FOMO forces people to obsess over their phones in case they miss something important. Meanwhile, their actual life — their kids, their work, their one shot — is happening without them.
Focus is becoming the rarest skill on the planet. Talent, intelligence, marketing, prompting, vibe coding, and whatever else doesn’t matter as much as being able to channel your attention for an extended period of time into one useful thing that you want to see in the world.
– Dan Koe
See distractions for what they are – tiny bullets aimed at your brain that, if you keep letting them in, they’ll eventually force your mind to bleed out. It’s why the average mind is fried.
Brain rot is the norm.
It’s expected. Caring about some foreign war or being brainwashed to wear a badge on your coat pocket for a cause you know nothing about is the result of distractions.
You don’t need more inputs.

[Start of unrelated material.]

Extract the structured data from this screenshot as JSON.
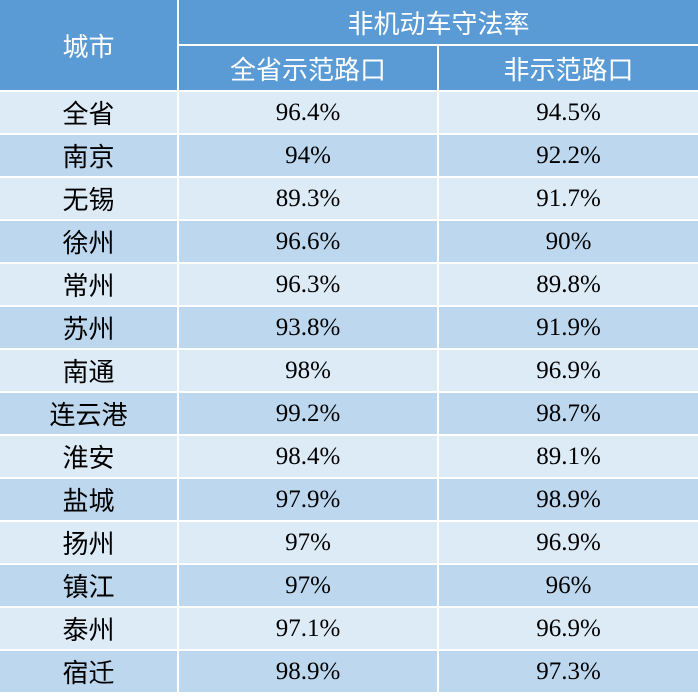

You don’t need to overload your brain with more information. You need to leave your phone at home and go for a 3-hour walk.
Choose one goal. Delete the rest.
Work on it every day as a daily habit.
Make “do not disturb” your default mode.
Operate with present moment awareness, not from the past (depression) or future (anxiety).
Be so ambitious that mediocrity becomes your biggest nightmare.
If you haven’t figured out already, I f*cking detest mediocrity.
Being some factory worker in a suit who gets jammed in a train every day like sardines to commute to a painfully dull office that is as exciting as a dentist’s office is my worst nightmare.
There’s no need to be mediocre. It’s a sign of a wasted life.
You don’t need to be freaking Brad Pitt either. But to think small and never have a go at anything makes zero sense. If you think being ambitious and trying to pull off difficult goals is hard, wait until you taste what mediocrity gifts you. Ready?
No time. Constantly saying “I’m busy.” An email inbox full of emails that you can’t clear every day. A level of money that’ll force you to live in an apartment with no backyard or nature in sight. Always worrying about what everything costs which becomes a form of mental illness. Having to save up for small purchases like a holiday to another state. Friends who hate their jobs. Work that feels more like a slow death than the type of work that gives you meaning and fulfillment. A funeral with a dozen attendees who sit through the 15-minute PowerPoint slide deck of your life, eat some dull-tasting sandwiches, then go home and never think of you again.
If this doesn’t scare the cr*p out of you I don’t know what will. This is how most of the population lives. It’s the default path if you don’t become delusionally ambitious.
I’d rather jump off a bridge than go back to mediocrity. I’ll do anything to avoid it. Once you’ve had a peek into the other side of reality, mediocrity looks and feels like the most obvious description of hell you could ever imagine.
Closing Thought
If people don’t think you’re weird, something is wrong. If your friends and family understand what you’re trying to do, something is wrong. If you’re following the path someone else prescribed you, something is wrong.
To achieve your big goal you’ll need humans to bend to your reality. Acting delusional is how you interrupt their thought patterns and ethically get their attention.
Reality is controlled by those who are crazy enough to think they deserve more than the scraps most people barely survive on. Be delusional.